En medio de esta tarde limpia y fría, Raimunda se deja llevar por los recuerdos y cuenta que el hombre que yace bajo esa tumba de cemento fue el único en su vida. "¿Sabe usted?, yo pude haberme casado después, pero nunca quise, nunca quise ponerle un padrastro a mi hijo", dice emocionada. Su esposo, que sólo tenía 39 años, murió, dice Raimunda, "por un error médico". "Le operaron para sacarle un riñón. Y resulta que no tenía nada y aun así se lo sacaron. Mire usted lo que me tocó a mí. Dése cuenta si no habré sufrido. Mi hijo sólo iba a cumplir un año".
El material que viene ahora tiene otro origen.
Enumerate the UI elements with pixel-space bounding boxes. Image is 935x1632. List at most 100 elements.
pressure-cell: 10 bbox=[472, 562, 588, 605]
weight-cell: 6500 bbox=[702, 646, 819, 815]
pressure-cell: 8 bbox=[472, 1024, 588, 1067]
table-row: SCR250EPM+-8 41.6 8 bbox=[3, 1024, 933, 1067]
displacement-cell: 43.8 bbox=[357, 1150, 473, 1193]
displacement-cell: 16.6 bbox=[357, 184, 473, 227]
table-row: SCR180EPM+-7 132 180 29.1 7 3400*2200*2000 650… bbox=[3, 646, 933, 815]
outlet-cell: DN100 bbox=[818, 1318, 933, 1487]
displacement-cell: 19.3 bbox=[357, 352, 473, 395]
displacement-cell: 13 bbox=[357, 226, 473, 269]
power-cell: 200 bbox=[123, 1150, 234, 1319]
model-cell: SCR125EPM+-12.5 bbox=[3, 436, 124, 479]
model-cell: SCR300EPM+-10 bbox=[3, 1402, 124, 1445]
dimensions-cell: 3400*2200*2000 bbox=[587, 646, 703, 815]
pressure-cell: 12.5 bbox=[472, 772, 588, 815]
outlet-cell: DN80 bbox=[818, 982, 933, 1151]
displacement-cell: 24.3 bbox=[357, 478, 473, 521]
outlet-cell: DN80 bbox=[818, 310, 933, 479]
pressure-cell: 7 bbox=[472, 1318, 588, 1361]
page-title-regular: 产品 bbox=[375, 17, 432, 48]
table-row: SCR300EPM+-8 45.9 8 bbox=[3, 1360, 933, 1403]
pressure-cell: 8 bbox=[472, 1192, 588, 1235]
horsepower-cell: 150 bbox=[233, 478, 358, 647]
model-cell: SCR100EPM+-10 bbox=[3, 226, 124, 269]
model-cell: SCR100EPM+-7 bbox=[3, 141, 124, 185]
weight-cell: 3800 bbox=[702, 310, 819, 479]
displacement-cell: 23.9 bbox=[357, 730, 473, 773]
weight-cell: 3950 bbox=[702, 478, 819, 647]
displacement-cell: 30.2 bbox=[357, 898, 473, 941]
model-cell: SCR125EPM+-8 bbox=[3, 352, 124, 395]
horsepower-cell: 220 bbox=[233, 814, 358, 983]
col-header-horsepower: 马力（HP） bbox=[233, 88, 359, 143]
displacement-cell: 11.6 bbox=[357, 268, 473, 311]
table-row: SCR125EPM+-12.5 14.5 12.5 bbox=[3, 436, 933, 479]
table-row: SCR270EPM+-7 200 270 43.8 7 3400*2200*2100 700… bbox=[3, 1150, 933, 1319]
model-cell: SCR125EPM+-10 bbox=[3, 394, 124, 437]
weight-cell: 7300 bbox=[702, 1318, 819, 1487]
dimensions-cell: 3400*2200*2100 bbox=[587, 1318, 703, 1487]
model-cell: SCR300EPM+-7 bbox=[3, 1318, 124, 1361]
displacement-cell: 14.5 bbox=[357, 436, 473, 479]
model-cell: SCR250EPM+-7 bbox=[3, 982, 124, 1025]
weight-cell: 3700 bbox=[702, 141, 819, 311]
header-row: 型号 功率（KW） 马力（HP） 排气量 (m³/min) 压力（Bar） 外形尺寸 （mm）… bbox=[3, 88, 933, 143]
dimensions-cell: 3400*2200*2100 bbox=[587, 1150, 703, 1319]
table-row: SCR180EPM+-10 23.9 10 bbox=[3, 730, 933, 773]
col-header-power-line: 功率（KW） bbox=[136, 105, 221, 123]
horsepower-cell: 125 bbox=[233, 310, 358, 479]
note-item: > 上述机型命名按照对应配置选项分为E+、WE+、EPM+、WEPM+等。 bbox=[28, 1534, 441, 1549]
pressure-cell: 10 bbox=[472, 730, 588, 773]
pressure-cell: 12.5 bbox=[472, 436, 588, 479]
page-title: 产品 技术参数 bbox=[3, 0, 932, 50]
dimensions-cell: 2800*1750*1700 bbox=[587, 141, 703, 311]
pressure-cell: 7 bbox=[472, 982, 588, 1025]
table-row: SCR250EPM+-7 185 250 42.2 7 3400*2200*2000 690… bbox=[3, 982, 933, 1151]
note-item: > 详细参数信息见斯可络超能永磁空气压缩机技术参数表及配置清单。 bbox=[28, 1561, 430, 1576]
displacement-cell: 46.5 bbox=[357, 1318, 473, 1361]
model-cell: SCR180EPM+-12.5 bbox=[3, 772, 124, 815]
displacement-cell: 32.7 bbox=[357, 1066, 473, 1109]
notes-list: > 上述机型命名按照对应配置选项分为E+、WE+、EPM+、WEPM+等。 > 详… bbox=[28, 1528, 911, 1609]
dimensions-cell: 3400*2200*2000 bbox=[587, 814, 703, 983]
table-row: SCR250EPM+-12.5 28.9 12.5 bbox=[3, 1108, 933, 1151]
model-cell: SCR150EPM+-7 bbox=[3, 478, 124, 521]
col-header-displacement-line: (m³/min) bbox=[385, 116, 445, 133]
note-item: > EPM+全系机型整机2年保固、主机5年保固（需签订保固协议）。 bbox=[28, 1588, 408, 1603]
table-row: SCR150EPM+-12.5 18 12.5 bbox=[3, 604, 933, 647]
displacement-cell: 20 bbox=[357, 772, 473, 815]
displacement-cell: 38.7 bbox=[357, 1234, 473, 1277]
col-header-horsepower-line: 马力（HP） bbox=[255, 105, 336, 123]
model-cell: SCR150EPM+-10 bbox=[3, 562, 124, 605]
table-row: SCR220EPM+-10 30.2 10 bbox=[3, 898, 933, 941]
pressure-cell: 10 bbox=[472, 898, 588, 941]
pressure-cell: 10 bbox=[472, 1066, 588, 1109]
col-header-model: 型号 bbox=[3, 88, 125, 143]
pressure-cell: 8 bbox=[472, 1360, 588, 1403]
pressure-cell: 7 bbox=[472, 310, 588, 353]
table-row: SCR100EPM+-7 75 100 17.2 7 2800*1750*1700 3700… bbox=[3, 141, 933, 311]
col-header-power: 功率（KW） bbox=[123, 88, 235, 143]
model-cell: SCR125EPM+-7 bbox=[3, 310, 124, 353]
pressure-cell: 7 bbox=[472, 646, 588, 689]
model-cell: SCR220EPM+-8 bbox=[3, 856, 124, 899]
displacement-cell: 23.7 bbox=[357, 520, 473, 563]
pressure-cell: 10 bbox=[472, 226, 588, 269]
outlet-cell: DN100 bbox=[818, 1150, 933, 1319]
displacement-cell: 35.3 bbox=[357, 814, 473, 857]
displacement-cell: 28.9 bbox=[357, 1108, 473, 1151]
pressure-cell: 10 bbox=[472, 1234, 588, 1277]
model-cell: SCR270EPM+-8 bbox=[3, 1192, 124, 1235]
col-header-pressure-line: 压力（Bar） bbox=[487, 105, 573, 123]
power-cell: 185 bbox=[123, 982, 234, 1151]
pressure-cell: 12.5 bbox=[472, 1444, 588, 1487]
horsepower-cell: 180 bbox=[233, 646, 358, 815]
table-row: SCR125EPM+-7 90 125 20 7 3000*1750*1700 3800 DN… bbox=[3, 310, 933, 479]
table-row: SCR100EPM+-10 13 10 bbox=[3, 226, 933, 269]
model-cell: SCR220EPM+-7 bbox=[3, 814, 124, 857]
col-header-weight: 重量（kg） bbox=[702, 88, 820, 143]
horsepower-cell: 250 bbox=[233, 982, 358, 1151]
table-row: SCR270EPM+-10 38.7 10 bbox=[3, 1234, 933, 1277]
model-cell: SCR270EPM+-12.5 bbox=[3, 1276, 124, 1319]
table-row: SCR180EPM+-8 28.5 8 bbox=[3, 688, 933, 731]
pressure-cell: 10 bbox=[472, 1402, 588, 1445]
Cuando Raimunda termina su historia, ya son más de las cuatro y comienza otra vez un incesante flujo de coches. Afuera, los policías municipales tienen que hacer múltiples esfuerzos para controlar la llegada de vehículos. En este momento se reactiva también la venta de flores y los comerciantes exhiben lo mejor de su género. "Crisantemos, gladiolos, rosas, tengo lo que quiera", le dice un vendedor a una mujer que se dispone a entrar al camposanto.

Hasta este lugar, ocupado por 111 hectáreas de lápidas, llegan familias enteras para visitar a sus muertos. Muchos, como dijo antes Raimunda, se limitan a poner las flores y a marcharse de inmediato. Otros, en cambio, permanecen más tiempo.

Así ocurre con Mabel y Pepe. Llevan toda la mañana deambulando por el cementerio. No llevan flores en las manos y no buscan una tumba en particular. En realidad, no visitan a nadie. Los dos son bolivianos y, junto a sus hijos, evocan esta fecha sagrada. "Venimos porque somos cristianos y la tradición nos obliga. En nuestro país este día es especial y la ciudad entera se vuelca en los cementerios. Hoy sentíamos que debíamos venir a rezar por nuestros muertos, aunque no estén aquí, y por las almas olvidadas, de las que nadie se acuerda", dicen.

Los dos cementerios más grandes de Madrid, el de la Almudena y el de Carabanchel, recibieron ayer gran afluencia de público, lo que originó circulación intensa a la entrada de los camposantos, aunque "no grandes problemas de tráfico", según fuentes de la Policía Municipal. No obstante, en la entrada al cementerio de Carabanchel, en la M-421, se registraba a primera hora de la tarde una cola de dos kilómetros, según la Dirección General de Tráfico. Se calcula que alrededor de un millón de personas visitaron ayer los 22 cementerios que hay en Madrid.